Hailed by the critics as possessing a “resplendent voice”, bass-baritone Peter van de Graaff has sung to great acclaim throughout the world. Peter has appeared the symphonies of Chicago, Houston, New Orleans, San Antonio, Utah, Boulder Bach Festival, and Colorado Springs. He has sung internationally with the Chicago Symphony in Berlin, Czech State Philharmonic, Budapest Concert Orchestra, Israel Chamber Orchestra and the Czech Symphony. He has appeared in festivals internationally in Tokyo, China and Costa Rica and in the United States at the festivals of Grand Teton, San Luis Obispo and Bloomington Early Music, among many others. In Chicago, he has appeared with virtually every ensemble, including Music of the Baroque, Northbrook Symphony, North Shore Choral Society, Chicago Mastersingers, New Classic Singers, Rembrandt Chamber Players, Chicago Chamber Musicians, Oak Park/River Forest Symphony, Apollo Chorus, etc.

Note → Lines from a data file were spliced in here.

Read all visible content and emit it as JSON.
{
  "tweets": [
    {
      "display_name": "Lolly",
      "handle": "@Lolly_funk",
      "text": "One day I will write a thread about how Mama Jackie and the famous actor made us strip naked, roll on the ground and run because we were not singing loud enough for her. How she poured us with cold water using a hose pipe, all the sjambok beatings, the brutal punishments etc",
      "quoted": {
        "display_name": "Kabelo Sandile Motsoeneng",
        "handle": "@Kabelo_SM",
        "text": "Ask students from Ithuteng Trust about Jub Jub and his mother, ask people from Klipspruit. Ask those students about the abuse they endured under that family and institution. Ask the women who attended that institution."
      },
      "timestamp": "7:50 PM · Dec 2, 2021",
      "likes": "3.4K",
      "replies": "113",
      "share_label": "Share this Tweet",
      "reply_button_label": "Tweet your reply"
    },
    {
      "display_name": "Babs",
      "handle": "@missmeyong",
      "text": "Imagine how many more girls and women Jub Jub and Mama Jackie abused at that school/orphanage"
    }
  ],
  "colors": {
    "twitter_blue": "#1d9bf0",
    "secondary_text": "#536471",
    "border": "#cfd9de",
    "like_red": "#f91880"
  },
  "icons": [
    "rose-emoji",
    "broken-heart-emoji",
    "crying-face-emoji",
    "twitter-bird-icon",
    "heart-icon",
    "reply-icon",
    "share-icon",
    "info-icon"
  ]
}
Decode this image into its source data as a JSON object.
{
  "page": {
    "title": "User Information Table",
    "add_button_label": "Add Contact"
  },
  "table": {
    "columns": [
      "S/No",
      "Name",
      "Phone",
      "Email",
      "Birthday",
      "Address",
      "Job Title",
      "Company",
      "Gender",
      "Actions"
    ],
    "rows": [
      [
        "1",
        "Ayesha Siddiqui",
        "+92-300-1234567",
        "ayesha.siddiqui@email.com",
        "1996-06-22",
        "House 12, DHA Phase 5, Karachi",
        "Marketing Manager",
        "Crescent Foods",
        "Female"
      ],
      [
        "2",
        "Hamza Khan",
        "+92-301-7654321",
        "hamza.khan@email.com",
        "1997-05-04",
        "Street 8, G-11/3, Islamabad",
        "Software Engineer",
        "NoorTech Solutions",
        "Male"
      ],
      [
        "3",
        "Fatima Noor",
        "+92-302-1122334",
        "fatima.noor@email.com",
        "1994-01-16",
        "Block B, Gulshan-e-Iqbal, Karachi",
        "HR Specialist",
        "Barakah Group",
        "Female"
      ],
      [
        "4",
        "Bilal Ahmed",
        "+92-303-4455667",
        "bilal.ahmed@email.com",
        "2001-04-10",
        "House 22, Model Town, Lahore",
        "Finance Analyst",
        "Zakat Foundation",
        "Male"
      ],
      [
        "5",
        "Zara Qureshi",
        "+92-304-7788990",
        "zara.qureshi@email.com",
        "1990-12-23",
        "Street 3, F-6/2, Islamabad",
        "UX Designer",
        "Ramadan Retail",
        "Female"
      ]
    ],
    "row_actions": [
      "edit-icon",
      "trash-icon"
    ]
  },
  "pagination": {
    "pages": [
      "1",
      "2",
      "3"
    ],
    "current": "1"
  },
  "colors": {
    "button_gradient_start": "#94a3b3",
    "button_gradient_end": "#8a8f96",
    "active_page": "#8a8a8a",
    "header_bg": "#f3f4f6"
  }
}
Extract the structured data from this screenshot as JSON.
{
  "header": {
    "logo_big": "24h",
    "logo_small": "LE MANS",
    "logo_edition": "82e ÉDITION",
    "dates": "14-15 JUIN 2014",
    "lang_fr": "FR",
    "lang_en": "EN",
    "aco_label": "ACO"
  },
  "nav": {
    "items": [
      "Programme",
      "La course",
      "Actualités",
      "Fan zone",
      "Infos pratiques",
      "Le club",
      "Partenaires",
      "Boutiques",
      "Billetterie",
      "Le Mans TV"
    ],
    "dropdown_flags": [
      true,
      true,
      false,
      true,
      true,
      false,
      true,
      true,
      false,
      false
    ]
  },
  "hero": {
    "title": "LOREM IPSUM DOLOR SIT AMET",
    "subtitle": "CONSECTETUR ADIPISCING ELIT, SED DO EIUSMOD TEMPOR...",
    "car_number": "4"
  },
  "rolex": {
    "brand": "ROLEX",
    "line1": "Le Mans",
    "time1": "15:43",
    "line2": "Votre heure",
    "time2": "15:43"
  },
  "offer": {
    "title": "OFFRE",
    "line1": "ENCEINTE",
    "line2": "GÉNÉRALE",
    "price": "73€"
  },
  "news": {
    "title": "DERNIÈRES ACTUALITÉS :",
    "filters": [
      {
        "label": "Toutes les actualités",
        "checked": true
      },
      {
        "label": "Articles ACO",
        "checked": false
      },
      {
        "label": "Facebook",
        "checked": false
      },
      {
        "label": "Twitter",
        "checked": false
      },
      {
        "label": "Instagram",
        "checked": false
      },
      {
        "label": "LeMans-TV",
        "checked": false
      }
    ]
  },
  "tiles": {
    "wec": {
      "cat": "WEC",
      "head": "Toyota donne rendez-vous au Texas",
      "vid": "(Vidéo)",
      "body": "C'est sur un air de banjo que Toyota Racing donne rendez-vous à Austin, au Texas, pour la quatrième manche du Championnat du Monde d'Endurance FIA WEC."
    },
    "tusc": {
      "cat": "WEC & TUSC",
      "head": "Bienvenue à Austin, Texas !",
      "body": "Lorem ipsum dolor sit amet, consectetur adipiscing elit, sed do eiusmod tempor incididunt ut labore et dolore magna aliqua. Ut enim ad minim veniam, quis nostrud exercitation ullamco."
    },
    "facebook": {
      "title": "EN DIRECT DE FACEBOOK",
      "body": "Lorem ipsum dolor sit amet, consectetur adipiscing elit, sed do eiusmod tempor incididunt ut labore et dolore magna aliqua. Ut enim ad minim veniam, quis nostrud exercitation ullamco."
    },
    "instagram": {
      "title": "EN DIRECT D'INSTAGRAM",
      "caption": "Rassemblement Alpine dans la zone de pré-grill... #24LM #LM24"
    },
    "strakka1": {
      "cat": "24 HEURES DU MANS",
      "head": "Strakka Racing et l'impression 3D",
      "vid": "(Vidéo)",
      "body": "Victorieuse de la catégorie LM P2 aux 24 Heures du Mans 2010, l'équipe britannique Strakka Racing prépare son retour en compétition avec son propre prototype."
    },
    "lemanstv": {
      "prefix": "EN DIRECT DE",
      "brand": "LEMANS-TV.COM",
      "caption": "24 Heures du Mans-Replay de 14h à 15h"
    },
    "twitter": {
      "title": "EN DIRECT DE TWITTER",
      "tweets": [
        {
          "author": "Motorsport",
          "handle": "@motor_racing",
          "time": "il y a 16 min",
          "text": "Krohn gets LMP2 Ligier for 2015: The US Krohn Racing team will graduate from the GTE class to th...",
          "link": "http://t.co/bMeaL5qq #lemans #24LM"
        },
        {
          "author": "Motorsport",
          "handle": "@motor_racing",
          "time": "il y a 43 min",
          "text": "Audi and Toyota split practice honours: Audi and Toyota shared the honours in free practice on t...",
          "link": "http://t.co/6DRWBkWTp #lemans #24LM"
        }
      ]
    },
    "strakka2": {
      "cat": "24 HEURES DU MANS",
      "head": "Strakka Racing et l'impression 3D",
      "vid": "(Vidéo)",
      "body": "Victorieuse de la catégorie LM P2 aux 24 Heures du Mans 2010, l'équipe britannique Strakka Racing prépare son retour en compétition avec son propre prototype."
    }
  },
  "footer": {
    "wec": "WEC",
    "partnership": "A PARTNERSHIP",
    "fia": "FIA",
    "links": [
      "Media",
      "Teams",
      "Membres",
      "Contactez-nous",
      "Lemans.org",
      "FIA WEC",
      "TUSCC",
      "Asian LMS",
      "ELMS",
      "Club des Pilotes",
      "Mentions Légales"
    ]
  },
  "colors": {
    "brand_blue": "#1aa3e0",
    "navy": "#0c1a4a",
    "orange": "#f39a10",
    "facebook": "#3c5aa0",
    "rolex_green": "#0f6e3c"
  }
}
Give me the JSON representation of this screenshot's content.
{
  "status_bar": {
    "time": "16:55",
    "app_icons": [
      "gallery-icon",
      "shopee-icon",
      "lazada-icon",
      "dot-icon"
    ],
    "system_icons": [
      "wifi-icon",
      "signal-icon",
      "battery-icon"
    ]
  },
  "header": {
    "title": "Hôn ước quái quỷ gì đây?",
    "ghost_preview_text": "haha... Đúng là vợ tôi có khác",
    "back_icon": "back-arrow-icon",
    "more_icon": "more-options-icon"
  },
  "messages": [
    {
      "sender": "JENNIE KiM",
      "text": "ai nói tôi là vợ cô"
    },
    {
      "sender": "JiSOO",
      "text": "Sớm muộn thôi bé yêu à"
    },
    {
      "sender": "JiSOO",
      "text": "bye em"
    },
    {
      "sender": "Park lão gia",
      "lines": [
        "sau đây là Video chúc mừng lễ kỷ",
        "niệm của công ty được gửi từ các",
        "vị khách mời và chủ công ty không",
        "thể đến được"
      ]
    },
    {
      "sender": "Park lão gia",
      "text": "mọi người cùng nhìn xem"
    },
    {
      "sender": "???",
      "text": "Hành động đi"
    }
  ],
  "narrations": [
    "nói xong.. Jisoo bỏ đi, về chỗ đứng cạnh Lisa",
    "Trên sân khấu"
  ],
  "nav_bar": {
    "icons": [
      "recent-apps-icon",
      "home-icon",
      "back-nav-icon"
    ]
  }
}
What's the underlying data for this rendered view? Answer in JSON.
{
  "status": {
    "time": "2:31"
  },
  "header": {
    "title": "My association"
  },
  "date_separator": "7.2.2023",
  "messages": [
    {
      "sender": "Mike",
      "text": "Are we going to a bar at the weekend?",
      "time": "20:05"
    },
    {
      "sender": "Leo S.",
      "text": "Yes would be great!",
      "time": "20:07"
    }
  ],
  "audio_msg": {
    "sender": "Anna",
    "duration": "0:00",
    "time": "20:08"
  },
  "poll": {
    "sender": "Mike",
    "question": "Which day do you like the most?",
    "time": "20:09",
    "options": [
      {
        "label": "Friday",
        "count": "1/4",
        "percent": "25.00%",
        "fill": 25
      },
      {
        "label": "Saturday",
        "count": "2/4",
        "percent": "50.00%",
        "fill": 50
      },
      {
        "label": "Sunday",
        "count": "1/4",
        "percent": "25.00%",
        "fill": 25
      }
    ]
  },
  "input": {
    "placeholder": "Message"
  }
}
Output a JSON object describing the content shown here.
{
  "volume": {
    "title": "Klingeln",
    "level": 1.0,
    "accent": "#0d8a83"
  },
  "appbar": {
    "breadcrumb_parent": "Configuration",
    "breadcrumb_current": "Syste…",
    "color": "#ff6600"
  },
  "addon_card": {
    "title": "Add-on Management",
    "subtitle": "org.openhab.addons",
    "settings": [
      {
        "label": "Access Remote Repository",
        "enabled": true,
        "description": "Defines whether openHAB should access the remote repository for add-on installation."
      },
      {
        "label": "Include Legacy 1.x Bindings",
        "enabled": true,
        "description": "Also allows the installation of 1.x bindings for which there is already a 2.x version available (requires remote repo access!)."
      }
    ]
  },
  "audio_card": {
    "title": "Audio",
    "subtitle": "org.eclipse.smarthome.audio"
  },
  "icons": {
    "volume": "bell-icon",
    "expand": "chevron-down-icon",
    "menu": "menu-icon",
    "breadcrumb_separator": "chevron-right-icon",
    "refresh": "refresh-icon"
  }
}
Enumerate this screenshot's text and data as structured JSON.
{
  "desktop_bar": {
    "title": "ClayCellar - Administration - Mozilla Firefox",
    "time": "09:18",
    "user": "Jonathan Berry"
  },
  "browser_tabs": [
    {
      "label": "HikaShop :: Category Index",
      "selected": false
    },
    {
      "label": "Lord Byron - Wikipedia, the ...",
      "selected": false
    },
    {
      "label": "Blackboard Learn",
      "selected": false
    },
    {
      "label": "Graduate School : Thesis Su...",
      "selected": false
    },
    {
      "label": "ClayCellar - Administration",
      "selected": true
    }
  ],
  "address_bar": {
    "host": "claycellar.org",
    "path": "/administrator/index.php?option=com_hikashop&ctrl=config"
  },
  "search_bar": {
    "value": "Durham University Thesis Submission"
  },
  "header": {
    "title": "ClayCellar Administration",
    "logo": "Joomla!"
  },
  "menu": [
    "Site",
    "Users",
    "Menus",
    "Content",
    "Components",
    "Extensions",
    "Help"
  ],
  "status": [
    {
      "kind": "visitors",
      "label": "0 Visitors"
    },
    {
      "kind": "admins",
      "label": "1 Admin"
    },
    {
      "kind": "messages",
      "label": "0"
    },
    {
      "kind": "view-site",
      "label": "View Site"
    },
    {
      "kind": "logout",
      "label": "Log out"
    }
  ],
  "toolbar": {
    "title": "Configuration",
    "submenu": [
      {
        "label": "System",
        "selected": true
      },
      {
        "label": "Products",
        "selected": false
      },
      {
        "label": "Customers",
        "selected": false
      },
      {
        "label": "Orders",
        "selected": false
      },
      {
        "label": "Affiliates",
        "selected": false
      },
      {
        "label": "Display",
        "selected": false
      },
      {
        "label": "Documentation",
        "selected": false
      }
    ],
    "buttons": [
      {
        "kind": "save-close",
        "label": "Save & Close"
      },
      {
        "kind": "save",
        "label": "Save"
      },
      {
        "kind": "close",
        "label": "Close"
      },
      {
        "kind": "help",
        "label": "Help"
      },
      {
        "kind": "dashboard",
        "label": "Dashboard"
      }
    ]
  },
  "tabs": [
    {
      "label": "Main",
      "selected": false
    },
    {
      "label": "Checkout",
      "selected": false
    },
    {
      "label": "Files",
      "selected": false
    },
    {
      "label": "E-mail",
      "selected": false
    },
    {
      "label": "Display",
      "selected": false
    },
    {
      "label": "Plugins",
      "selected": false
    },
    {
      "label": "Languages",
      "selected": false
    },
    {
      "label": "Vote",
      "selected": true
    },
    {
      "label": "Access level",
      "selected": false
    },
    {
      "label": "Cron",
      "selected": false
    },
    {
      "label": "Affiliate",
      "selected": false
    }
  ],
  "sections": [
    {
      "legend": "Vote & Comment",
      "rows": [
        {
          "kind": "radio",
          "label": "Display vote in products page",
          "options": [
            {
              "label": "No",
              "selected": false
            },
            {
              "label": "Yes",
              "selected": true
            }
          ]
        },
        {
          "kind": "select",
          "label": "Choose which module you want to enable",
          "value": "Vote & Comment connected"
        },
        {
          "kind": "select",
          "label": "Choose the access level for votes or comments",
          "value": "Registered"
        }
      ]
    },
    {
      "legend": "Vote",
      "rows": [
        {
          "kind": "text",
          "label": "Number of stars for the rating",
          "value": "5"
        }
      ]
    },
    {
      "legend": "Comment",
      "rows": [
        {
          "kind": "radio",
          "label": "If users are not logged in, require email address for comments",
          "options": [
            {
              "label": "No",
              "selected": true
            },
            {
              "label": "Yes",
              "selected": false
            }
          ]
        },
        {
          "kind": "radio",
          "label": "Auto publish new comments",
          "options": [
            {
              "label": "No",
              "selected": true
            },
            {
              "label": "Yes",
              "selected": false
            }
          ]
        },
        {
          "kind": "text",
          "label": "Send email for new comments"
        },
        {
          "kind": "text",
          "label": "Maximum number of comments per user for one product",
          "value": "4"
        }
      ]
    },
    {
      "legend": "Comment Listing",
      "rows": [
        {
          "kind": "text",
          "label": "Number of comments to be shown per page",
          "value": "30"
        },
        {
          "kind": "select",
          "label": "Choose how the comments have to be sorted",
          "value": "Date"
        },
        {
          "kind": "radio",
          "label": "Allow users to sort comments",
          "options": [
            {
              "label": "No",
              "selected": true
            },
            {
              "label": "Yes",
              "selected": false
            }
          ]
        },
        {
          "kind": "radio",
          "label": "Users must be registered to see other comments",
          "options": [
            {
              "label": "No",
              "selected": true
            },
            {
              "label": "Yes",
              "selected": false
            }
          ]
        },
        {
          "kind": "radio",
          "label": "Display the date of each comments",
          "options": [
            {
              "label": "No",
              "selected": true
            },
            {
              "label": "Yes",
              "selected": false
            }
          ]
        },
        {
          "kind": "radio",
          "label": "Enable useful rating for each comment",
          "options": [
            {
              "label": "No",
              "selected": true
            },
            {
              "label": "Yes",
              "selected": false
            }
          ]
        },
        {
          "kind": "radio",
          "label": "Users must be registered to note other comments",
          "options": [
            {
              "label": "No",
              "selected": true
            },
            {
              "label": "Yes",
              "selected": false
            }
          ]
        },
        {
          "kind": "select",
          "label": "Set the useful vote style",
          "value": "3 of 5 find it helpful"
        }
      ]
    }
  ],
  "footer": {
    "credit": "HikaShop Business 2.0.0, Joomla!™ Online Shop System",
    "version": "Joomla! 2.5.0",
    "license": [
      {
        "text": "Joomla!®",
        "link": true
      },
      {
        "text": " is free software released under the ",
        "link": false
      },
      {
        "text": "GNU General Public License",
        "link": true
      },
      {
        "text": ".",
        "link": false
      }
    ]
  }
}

He has also been active in the opera house and has performed with the Lyric Opera of Chicago, Haymarket Opera, Florentine Opera, Milwaukee Opera, Rochester Opera, Chicago Opera Theater, Cedar Rapids Opera and many other companies.
Mr. van de Graaff has made a specialty of the baroque repertoire and this has brought him as soloist to the San Luis Obispo Mozart Festival, Costa Rica International Music Festival, Chicago’s Music of the Baroque, Pittsburgh Bach Choir, Grand Teton Music Festival, St. Louis Early Music Festival, Boulder Bach Festival, Haymarket Opera and many other festivals and concert series throughout the country. He and his soprano wife have been responsible for the modern premieres of several early 18th century chamber operas called “intermezzi." His recordings can be heard on the Naxos and Cedille labels. Peter has been a host of numerous programs at WFMT for 28 years.
What is the story of how you first came to love music and opera?
It took me a while to learn to love opera. I was drawn into classical music the first time I heard it, but I would RUN to turn the radio off if someone were singing! It was only when I started singing it myself (first as a boy soprano, later as a bass) that I started to get into it. Now-it’s a HUGE part of my life.
Do you have a favorite performer?
No question about it: my favorite performer is the German tenor Fritz Wunderlich. The clarity, the sweetness, the total commitment, the diction-it’s all there.
Do you have a favorite operatic role?
My favorite role is probably Rocco in Beethoven’s Fidelio-it’s my favorite opera, too (along with Weber’s Der Freischütz and Massenet’s Manon).
Do you have any favorite books about music?
I loved Jane Glover’s book Mozart’s Women. Berlioz’s Memoirs is fascinating, too. Right now I’m re-reading Cuthbert Girdlestone’s biography of Jean-Philippe Rameau.
Who are your favorite 17th and 18th century composers?
No doubt: Haydn is my favorite composer, but Rameau is in the top five, as well. Bach has a place there, too, as does Domenico Scarlatti.
If you were stranded on a desert island, is there one piece of music you would like to have with you?
The one recording I would take is Fritz Wunderlich singing Horch, die Lerche from Nicolai’s Die lustigen Weiber von Windsor. But the one complete piece of music I would take would be either Bach’s St. Matthew Passion or Beethoven’s Missa Solemnis.
What do you love about HOC?
I love the authenticity of HOC, but how they also don’t put it in a museum; HOC turns the operas into living, breathing works of art. I love working with such a talented and committed group of musicians.
Do you have a favorite memory from a past HOC event?
My favorite HOC memory would have to be Charpentier's opera La Descente d'Orphée aux enfers. I am so deeply in love with French Baroque music and this was the first opportunity I ever had to actually performing in a fully-staged French Baroque opera. Unforgettable.
What is your favorite thing to do when you’re not making music?
When I’m not making music, I’m thinking about it or talking about it on the air. Beyond that, old movies are a huge passion.
What music do you listen to most often?
The music I listen to most often would have to be French Baroque opera. Second to that would be Haydn.
If you had not entered into your current career what do you think you would have done instead?
If I weren’t a singer/broadcaster, I would have been a linguistics teacher.